Antwerp’s largest museum finally reopens
With the removal of ad hoc elements from the Old Masters portion of the museum and the addition of new modern galleries, the museum’s wall space has increased by 40%. Unlike most museums which have expanded and wish to show more works overall, in Antwerp there has been a reduction. Only 650 works are now exhibited, a little less than before. A good example is the large high-ceilinged hall which contains three of KMSKA’s most important works. These are – hung on the wall – the small Van Eyck panel, Madonna at the Fountain (1439), which faces Rubens The Holy Family with a parrot (1614-1633). The triptych of very different Madonnas is complemented by what could be the public face of the museum and is certainly one of the most dressed Madonnas in art history. Jean Fouquet’s Madonna Surrounded by Seraphim and Cherubim (vs. 1450) is half of Melun’s diptych, the other half of which depicts its curator Étienne Chevalier and Saint Étienne and is in the Gemäldegalerie in Berlin. The almost grisaille Madonna with three blue and six red angels came to the museum in 1841 as part of a bequest of some 144 Northern Renaissance from Florent van Ertborn, a former mayor of Antwerp with a passion for the Flemish Primitives who n was not widely shared in his day. On what acts as the fourth wall, but which are actually two doorposts, are two modern works: one by Luc Tuymans, the other by Marlène Dumas. They’re part of a sparse sprinkling of new among the old, reflected in the insertion of a Bruegel or something in the new galleries – but there’s no blunt attempt to draw parallels , and the lighting scheme, which is adjusted as we walk around, is to enjoy the Madonnas. The goal, Bulckens says, is to “create a sacred space” for the three stars.

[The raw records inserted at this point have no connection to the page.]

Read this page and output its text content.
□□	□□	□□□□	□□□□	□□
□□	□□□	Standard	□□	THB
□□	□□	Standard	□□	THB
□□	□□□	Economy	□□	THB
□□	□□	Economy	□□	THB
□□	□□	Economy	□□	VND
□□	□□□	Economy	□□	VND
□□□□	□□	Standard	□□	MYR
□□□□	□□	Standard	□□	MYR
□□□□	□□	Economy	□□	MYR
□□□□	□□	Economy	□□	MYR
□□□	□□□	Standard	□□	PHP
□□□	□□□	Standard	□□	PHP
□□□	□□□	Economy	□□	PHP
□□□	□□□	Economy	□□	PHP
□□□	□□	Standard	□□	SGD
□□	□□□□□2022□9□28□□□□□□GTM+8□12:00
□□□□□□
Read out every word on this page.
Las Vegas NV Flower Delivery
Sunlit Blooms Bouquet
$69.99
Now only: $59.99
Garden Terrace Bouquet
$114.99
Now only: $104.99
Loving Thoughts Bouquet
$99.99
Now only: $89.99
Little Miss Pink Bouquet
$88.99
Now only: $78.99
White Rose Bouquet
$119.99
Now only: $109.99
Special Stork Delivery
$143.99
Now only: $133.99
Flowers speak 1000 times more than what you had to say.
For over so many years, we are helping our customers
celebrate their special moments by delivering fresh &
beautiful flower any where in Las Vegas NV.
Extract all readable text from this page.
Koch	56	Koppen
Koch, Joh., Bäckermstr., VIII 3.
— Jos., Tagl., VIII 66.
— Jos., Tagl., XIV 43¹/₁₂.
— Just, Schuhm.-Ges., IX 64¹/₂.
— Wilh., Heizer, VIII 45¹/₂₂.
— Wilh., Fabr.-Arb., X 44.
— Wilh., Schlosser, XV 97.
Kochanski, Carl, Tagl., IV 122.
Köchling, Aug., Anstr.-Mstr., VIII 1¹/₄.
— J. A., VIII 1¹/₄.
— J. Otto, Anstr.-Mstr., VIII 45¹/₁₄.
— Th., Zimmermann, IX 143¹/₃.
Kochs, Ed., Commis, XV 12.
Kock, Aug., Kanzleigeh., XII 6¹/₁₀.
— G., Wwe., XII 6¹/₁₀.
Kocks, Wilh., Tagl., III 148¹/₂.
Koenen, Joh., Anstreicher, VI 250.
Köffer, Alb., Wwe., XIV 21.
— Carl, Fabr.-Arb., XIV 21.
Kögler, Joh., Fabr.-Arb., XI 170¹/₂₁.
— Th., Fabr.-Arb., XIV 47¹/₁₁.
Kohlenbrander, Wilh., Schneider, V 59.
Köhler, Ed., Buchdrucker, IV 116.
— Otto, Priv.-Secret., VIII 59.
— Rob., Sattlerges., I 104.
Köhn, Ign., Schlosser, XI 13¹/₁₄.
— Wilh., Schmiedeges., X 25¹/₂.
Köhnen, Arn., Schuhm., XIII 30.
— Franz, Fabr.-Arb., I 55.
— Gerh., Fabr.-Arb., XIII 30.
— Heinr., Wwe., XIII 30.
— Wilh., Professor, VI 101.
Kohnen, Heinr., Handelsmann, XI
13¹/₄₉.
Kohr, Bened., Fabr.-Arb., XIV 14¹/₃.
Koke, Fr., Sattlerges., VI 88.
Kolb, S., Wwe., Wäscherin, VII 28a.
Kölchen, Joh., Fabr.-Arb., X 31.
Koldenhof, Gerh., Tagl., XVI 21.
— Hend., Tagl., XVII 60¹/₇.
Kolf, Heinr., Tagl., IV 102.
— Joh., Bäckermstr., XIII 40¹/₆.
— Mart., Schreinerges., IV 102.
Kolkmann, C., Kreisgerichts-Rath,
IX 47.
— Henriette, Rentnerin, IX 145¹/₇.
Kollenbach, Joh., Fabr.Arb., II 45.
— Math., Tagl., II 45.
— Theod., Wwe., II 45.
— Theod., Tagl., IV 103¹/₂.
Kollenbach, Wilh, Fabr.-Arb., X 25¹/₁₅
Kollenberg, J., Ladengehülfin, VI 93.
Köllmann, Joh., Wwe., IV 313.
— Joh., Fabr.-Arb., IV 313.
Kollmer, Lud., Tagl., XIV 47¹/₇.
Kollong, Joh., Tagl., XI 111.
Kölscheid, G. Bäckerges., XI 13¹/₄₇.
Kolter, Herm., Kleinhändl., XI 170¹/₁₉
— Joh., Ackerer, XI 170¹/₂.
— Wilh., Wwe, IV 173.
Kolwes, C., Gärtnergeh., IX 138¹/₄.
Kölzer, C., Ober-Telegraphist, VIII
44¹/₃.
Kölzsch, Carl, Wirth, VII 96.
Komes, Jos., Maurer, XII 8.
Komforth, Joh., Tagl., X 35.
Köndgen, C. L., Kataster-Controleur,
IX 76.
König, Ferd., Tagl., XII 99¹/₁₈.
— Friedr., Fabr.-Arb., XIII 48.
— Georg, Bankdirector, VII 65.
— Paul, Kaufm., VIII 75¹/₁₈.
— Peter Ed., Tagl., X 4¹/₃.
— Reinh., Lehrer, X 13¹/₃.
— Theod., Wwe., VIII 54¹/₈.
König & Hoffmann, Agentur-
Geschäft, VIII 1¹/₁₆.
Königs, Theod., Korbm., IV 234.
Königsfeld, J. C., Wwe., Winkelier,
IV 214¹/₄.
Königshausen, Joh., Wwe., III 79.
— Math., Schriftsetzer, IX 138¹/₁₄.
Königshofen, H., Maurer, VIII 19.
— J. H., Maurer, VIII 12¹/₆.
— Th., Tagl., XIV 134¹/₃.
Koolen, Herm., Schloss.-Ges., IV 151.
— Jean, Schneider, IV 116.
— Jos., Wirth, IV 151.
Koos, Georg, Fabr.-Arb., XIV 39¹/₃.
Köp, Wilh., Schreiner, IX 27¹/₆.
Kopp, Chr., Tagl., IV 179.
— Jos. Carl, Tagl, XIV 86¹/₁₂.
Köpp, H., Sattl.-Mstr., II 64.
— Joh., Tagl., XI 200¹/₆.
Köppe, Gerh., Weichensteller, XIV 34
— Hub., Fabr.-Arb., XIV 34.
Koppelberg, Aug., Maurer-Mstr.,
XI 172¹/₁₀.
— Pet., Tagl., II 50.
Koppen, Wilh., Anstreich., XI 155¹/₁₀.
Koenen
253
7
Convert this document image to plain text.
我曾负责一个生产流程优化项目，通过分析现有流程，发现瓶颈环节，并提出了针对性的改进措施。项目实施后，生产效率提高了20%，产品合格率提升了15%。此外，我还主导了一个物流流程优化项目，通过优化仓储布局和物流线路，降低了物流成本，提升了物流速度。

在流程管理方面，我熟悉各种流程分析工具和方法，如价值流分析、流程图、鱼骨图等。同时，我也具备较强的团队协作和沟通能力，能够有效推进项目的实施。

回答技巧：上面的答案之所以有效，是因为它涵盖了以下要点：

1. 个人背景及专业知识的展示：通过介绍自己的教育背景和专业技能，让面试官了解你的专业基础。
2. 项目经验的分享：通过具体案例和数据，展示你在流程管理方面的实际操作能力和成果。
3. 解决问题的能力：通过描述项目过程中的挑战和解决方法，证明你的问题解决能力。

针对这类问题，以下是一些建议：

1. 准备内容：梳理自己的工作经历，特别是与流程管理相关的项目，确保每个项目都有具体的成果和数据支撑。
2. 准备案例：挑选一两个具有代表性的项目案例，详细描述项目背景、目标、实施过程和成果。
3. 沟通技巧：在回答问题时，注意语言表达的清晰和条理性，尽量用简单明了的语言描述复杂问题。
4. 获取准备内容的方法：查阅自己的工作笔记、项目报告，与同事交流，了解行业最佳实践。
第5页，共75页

James Ensor is the artist who separates the old from the new by starting the gallery trail in sparkling white. As opening nears, the museum has made a big deal out of it by creating what amounts to a museum within a museum – and allowing visitors to walk around each without noticing the other. It was no exaggeration. In the space separating the structure of 1890 from those of 2022, the architect dug a third set of spaces. Bulckens calls it “a twilight zone”: an inky blue and slate gray sequence of galleries designed for sketches, works on paper and small-scale sculptures. The latter includes a striking display of modelsbaked clay figures which were treated by sculptors almost as sketches (to be taken up again in marble if approved), although examples such as Joannes Cardon’s Madonna Nursing from 1643 may be too finely detailed to be anything else than the final product.
Some purists – the 100 former visitors to Willems’ imagination, perhaps – might not like the slight upheaval of an internationally significant collection made up mostly of Flemish paintings; those more interested in modern art may be slightly skeptical about the organization of these works into three groups of ‘light’, ‘color’ and ‘form’, but can still make discoveries. (I think mine is perhaps one of the most figurative works by Jules Schmalzigaug, the Belgian futurist who died in 1917.)
In 2008, in his introduction to a history of the museum from 1810 to 2007, its director at the time, Paul Huvenne, described him as “a stylish old lady […]. She’s neither stylish nor trendy, but she has class and keeps a cool head. Willems describes what she found upon entering as “a sleepy museum.” At the time of writing, however, it’s more accurate to say he’s both stylish and wide-awake.